Their message? Students will not be scabbed out.
It was reported by the CBC Nova Scotia bureau on Jan. 12 that the Herald management had reached out to freelancers and students, offering them the possibility of up to four month contracts with the paper in the event of work stoppage.
“I think that management thought it was going to be easy to find freelancers, students and recent grads to scab out while these people were on strike,” said Rebecca Rose, who is an organizer with Canadian Freelance Union. “I think the fact that it wasn’t, and folks at the journalism school spoke up about it, and people at the Canadian Freelance Union spoke up about it, a lot of our members and journalism students refused to scab out.”
Rose coordinated the event by speaking to journalism classes at King’s College about the importantance of not giving scab labour. The students were so supportive of Rose’s message that many decided to show support by joining the picket lines.

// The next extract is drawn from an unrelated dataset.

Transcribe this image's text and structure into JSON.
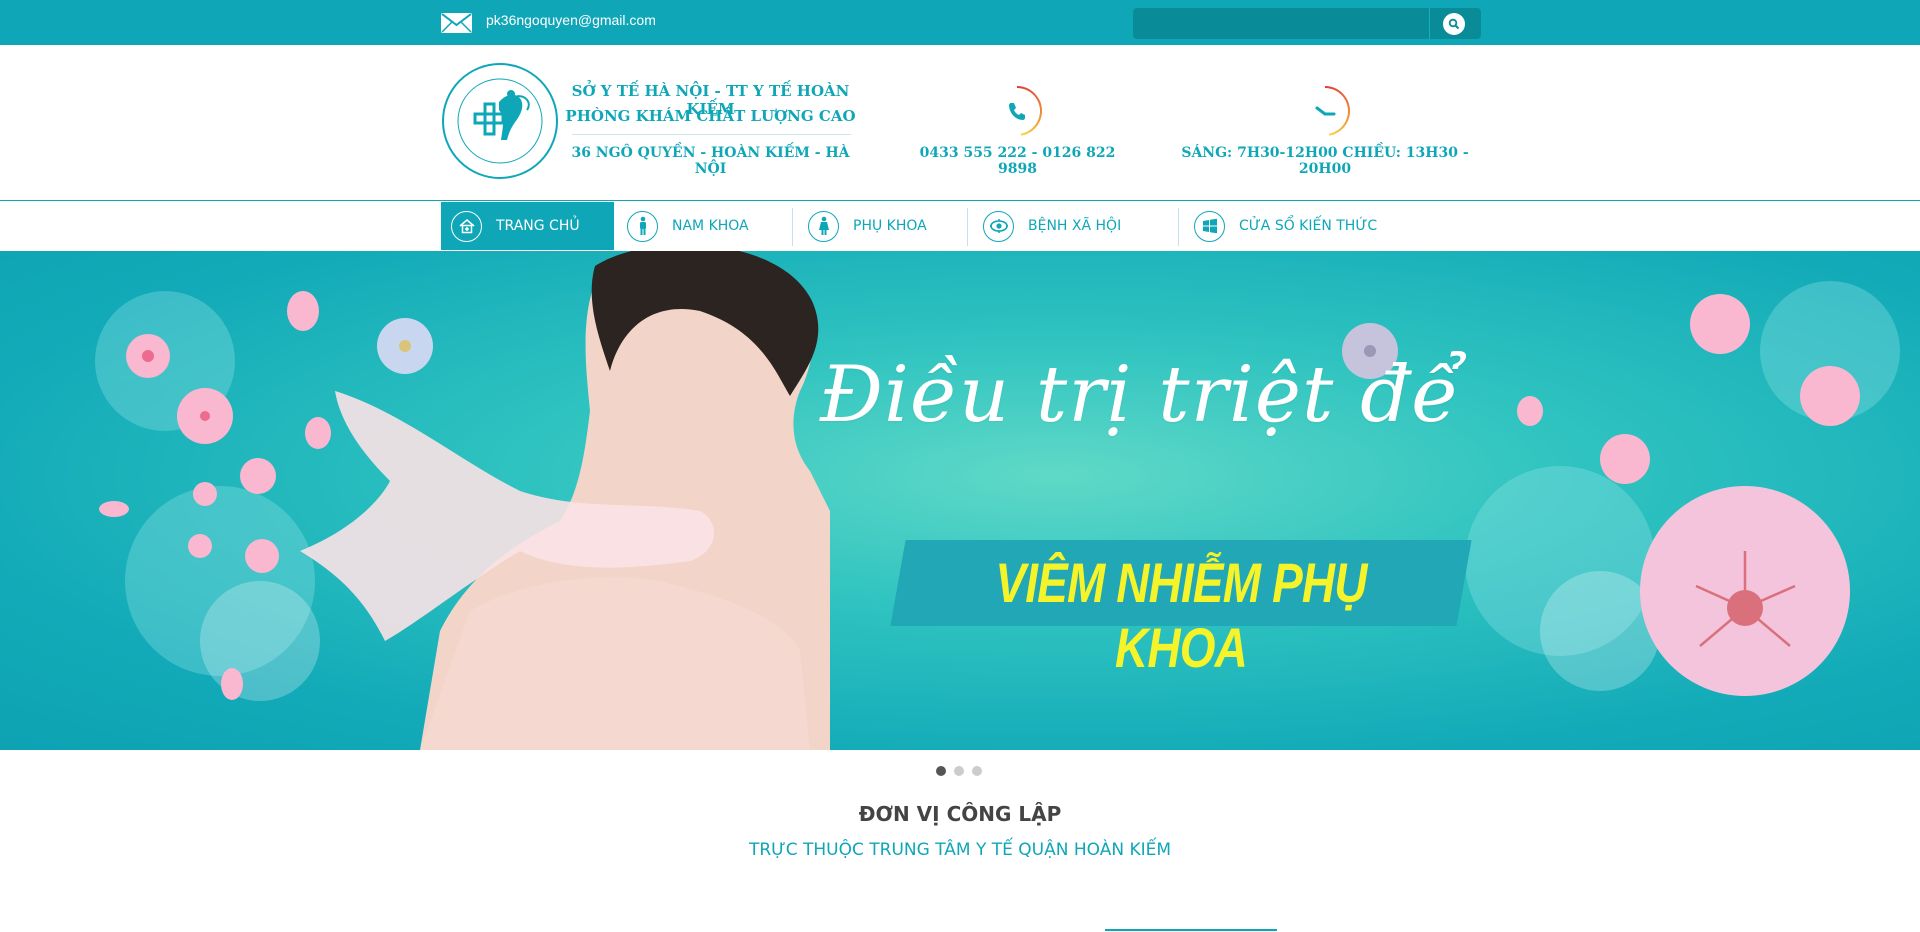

“I wanted to come because I wanted to show my support and solidarity”, Ashley Corbett, a fourth year student at King’s, said. “I just hope that the people who are striking are given a fair wage. We have a lot of problems with media cuts right now in Canada, so I’m happy to see people standing up for workers rights.”
Corbett is one of the many students who refuse to scab out to the Herald.
“It’s important in any industry, for people who are students hoping to go into that industry, that they support those who are standing up for workers rights that will soon affect them,” she said.
Many students felt that it was not only important to show solidarity to the workers because of the strikes, but also for the future of workers’ rights in Nova Scotia.
“It’s not just about the workers at the Herald today, it’s about everyone who needs fair wages and fair benefits,” Julia-Simone Rutgers said about her motivation for attending the protest.
“I think that it’s really important to be supporting. For me, this is the industry that I want to spend the majority of my career in, and to be supporting fair wage over all.”
The opportunity to pursue a career in journalism in Halifax is already limited, and with the recent cuts at the Chronicle Herald, this equates to even less opportunity for the next generation of journalists in the city.
Students and freelancers, however, are still taking a stand against being a cheap labour alternative for the Herald, hoping that this will force the Herald into returning to the bargaining table with its employees.
“There is a dearth of good journalism jobs already, which is why I’m out here, because these folks are fighting for some of the last good journalism jobs, and if they don’t win this fight, there’s going to be less jobs for us, our friends, our colleagues” Rose said.
“I think that if they see students and freelancers are standing up against this then they’ll know it will be more difficult to run a paper going forward, they’re trying to bust the unions and it will be more difficult to run a paper if they know that freelancers and journalism students won’t be compliant.”
While it is not certain what the future of the Chronicle Herald will hold, students and freelancers are asking for the Herald to hear the voices of the workers and to hold negotiations.
The younger generations of journalists in Nova Scotia adding their voice to the cause may have an effect.
“If you see that there are younger journalists that are aware of what’s going on, and the situation that the Herald has put them in,” Rutger said, “that’s their future employee base and it adds potency to the message.”